Qui dit germination dit processus naturel, c’est-à-dire, depuis que la génétique nous a éclairés, préprogrammé par un code génétique, lequel peut avoir subi des modifications induites par des facteurs environnementaux.

La métaphore de la germination est donc pour le moins douteuse, celle de la construction guère moins, si l’on songe qu’une construction bien menée requiert un plan préétabli suivi de sa mise en œuvre.

Dans le fond, code génétique ou plan préétabli, voilà qui ne change guère la perspective qui est toujours d’évoquer un point de départ qui donne lieu à une apparition noématique sur lequel le hasard n’aurait aucune prise, or le hasard joue un rôle tant dans la transmission d’un code génétique que dans la construction qui peut être confrontée à des aléas au cours de sa réalisation.

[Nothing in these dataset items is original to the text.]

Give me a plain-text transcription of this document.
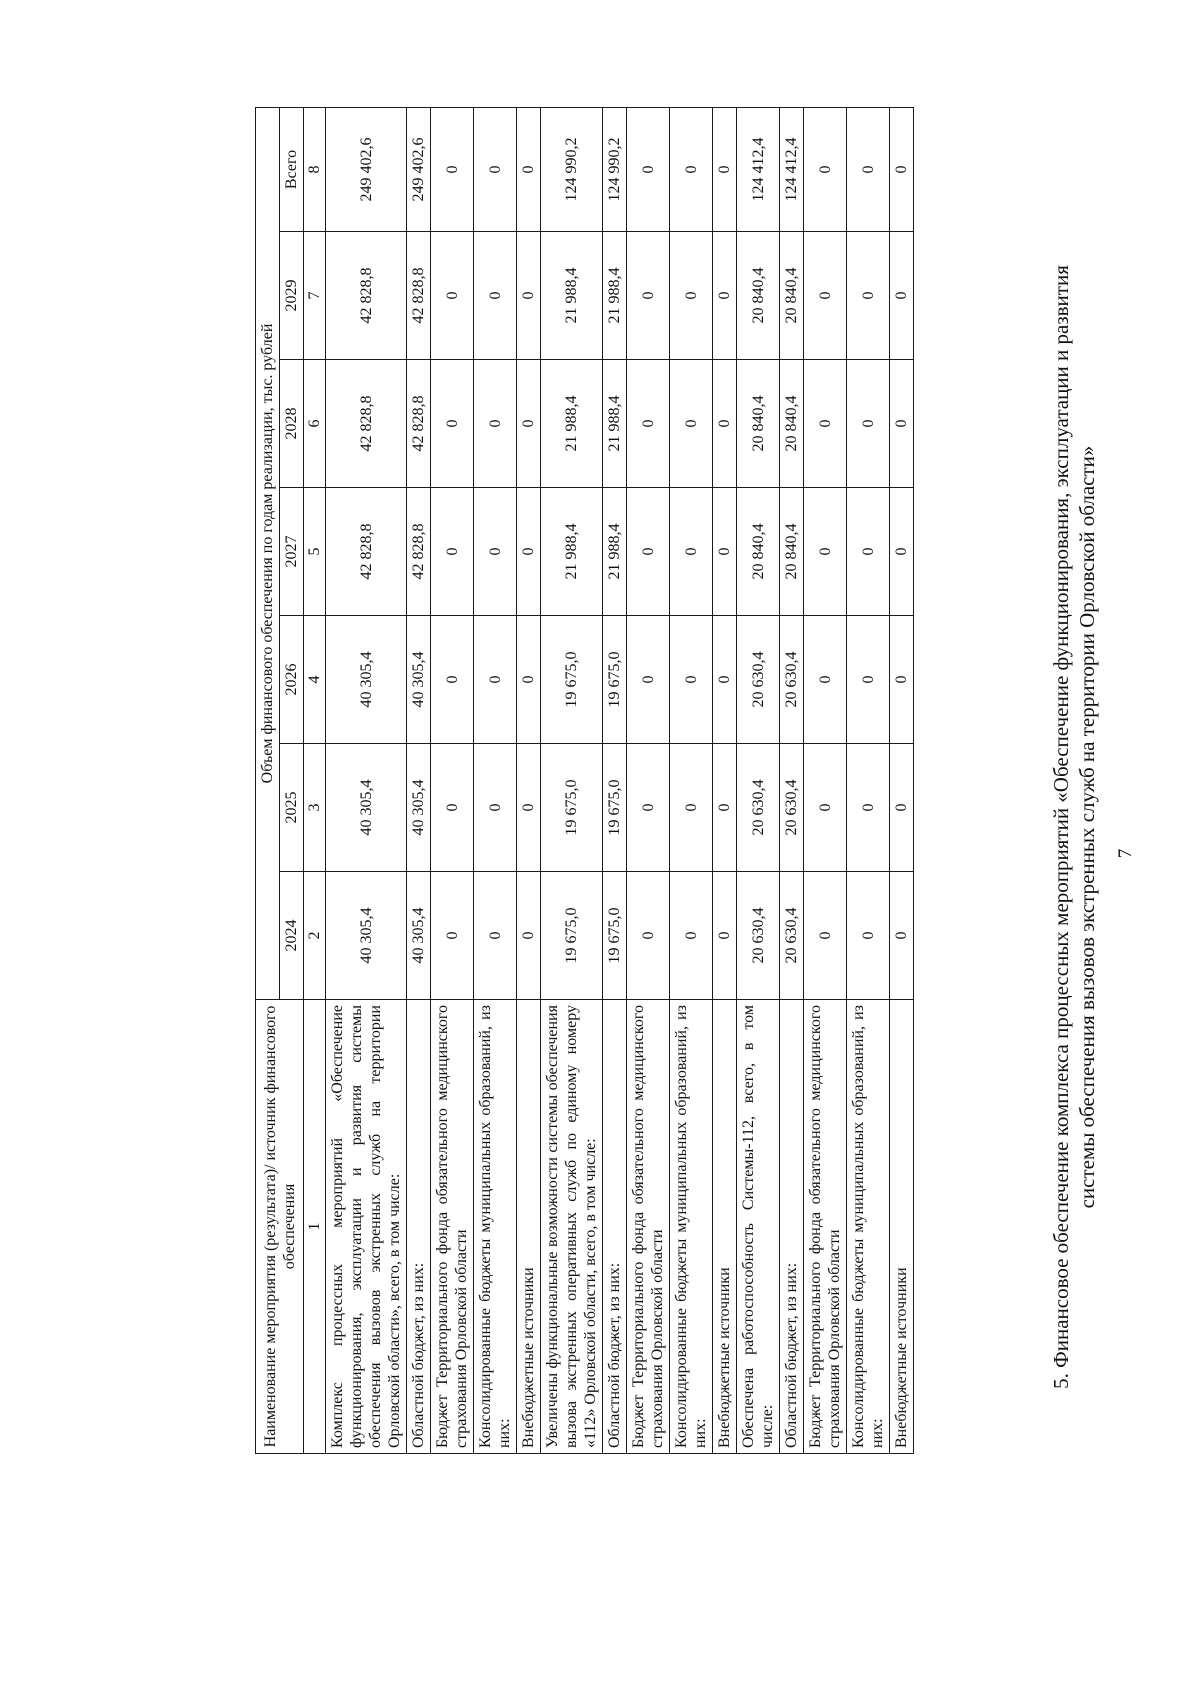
7
5. Финансовое обеспечение комплекса процессных мероприятий «Обеспечение функционирования, эксплуатации и развития системы обеспечения вызовов экстренных служб на территории Орловской области»
Наименование мероприятия (результата)/ источник финансового обеспечения	Объем финансового обеспечения по годам реализации, тыс. рублей						
	2024	2025	2026	2027	2028	2029	Всего
1	2	3	4	5	6	7	8
Комплекс процессных мероприятий «Обеспечение функционирования, эксплуатации и развития системы обеспечения вызовов экстренных служб на территории Орловской области», всего, в том числе:	40 305,4	40 305,4	40 305,4	42 828,8	42 828,8	42 828,8	249 402,6
Областной бюджет, из них:	40 305,4	40 305,4	40 305,4	42 828,8	42 828,8	42 828,8	249 402,6
Бюджет Территориального фонда обязательного медицинского страхования Орловской области	0	0	0	0	0	0	0
Консолидированные бюджеты муниципальных образований, из них:	0	0	0	0	0	0	0
Внебюджетные источники	0	0	0	0	0	0	0
Увеличены функциональные возможности системы обеспечения вызова экстренных оперативных служб по единому номеру «112» Орловской области, всего, в том числе:	19 675,0	19 675,0	19 675,0	21 988,4	21 988,4	21 988,4	124 990,2
Областной бюджет, из них:	19 675,0	19 675,0	19 675,0	21 988,4	21 988,4	21 988,4	124 990,2
Бюджет Территориального фонда обязательного медицинского страхования Орловской области	0	0	0	0	0	0	0
Консолидированные бюджеты муниципальных образований, из них:	0	0	0	0	0	0	0
Внебюджетные источники	0	0	0	0	0	0	0
Обеспечена работоспособность Системы-112, всего, в том числе:	20 630,4	20 630,4	20 630,4	20 840,4	20 840,4	20 840,4	124 412,4
Областной бюджет, из них:	20 630,4	20 630,4	20 630,4	20 840,4	20 840,4	20 840,4	124 412,4
Бюджет Территориального фонда обязательного медицинского страхования Орловской области	0	0	0	0	0	0	0
Консолидированные бюджеты муниципальных образований, из них:	0	0	0	0	0	0	0
Внебюджетные источники	0	0	0	0	0	0	0
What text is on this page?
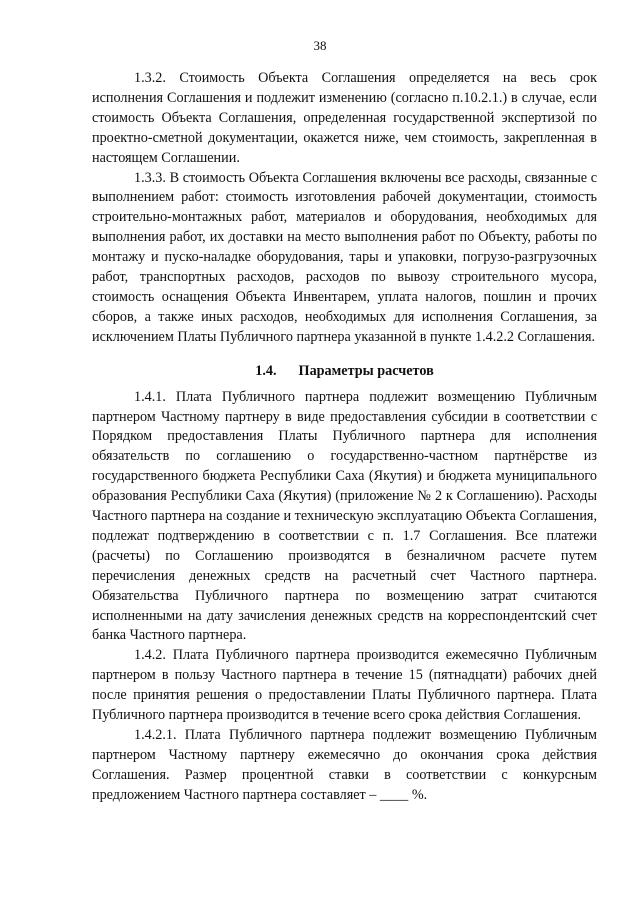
38

1.3.2. Стоимость Объекта Соглашения определяется на весь срок исполнения Соглашения и подлежит изменению (согласно п.10.2.1.) в случае, если стоимость Объекта Соглашения, определенная государственной экспертизой по проектно-сметной документации, окажется ниже, чем стоимость, закрепленная в настоящем Соглашении.

1.3.3. В стоимость Объекта Соглашения включены все расходы, связанные с выполнением работ: стоимость изготовления рабочей документации, стоимость строительно-монтажных работ, материалов и оборудования, необходимых для выполнения работ, их доставки на место выполнения работ по Объекту, работы по монтажу и пуско-наладке оборудования, тары и упаковки, погрузо-разгрузочных работ, транспортных расходов, расходов по вывозу строительного мусора, стоимость оснащения Объекта Инвентарем, уплата налогов, пошлин и прочих сборов, а также иных расходов, необходимых для исполнения Соглашения, за исключением Платы Публичного партнера указанной в пункте 1.4.2.2 Соглашения.

1.4. Параметры расчетов

1.4.1. Плата Публичного партнера подлежит возмещению Публичным партнером Частному партнеру в виде предоставления субсидии в соответствии с Порядком предоставления Платы Публичного партнера для исполнения обязательств по соглашению о государственно-частном партнёрстве из государственного бюджета Республики Саха (Якутия) и бюджета муниципального образования Республики Саха (Якутия) (приложение № 2 к Соглашению). Расходы Частного партнера на создание и техническую эксплуатацию Объекта Соглашения, подлежат подтверждению в соответствии с п. 1.7 Соглашения. Все платежи (расчеты) по Соглашению производятся в безналичном расчете путем перечисления денежных средств на расчетный счет Частного партнера. Обязательства Публичного партнера по возмещению затрат считаются исполненными на дату зачисления денежных средств на корреспондентский счет банка Частного партнера.

1.4.2. Плата Публичного партнера производится ежемесячно Публичным партнером в пользу Частного партнера в течение 15 (пятнадцати) рабочих дней после принятия решения о предоставлении Платы Публичного партнера. Плата Публичного партнера производится в течение всего срока действия Соглашения.

1.4.2.1. Плата Публичного партнера подлежит возмещению Публичным партнером Частному партнеру ежемесячно до окончания срока действия Соглашения. Размер процентной ставки в соответствии с конкурсным предложением Частного партнера составляет – ____ %.
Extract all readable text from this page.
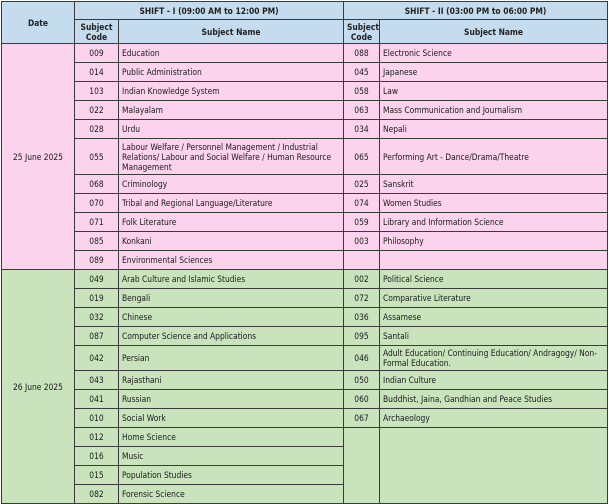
Date	SHIFT - I (09:00 AM to 12:00 PM)		SHIFT - II (03:00 PM to 06:00 PM)	
	Subject Code	Subject Name	Subject Code	Subject Name
25 June 2025	009	Education	088	Electronic Science
	014	Public Administration	045	Japanese
	103	Indian Knowledge System	058	Law
	022	Malayalam	063	Mass Communication and Journalism
	028	Urdu	034	Nepali
	055	Labour Welfare / Personnel Management / Industrial Relations/ Labour and Social Welfare / Human Resource Management	065	Performing Art - Dance/Drama/Theatre
	068	Criminology	025	Sanskrit
	070	Tribal and Regional Language/Literature	074	Women Studies
	071	Folk Literature	059	Library and Information Science
	085	Konkani	003	Philosophy
	089	Environmental Sciences		
26 June 2025	049	Arab Culture and Islamic Studies	002	Political Science
	019	Bengali	072	Comparative Literature
	032	Chinese	036	Assamese
	087	Computer Science and Applications	095	Santali
	042	Persian	046	Adult Education/ Continuing Education/ Andragogy/ Non-Formal Education.
	043	Rajasthani	050	Indian Culture
	041	Russian	060	Buddhist, Jaina, Gandhian and Peace Studies
	010	Social Work	067	Archaeology
	012	Home Science		
	016	Music		
	015	Population Studies		
	082	Forensic Science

Et qu’est-ce qui nous garantit qu’une construction intellectuelle n’est pas de bout en bout une réalisation soumise à des faisceaux d’aléas, à des gerbes d’idées hasardeuses en nombre si grand que beaucoup, sinon toutes, entrent en collision, dès lors fusionnent ou au contraire se repoussent, ce qui donnent à penser que beaucoup se perdent dans la confusion, sont comme tuées dans l’œuf avant même d’avoir pu trouver un point d’appui pour se développer.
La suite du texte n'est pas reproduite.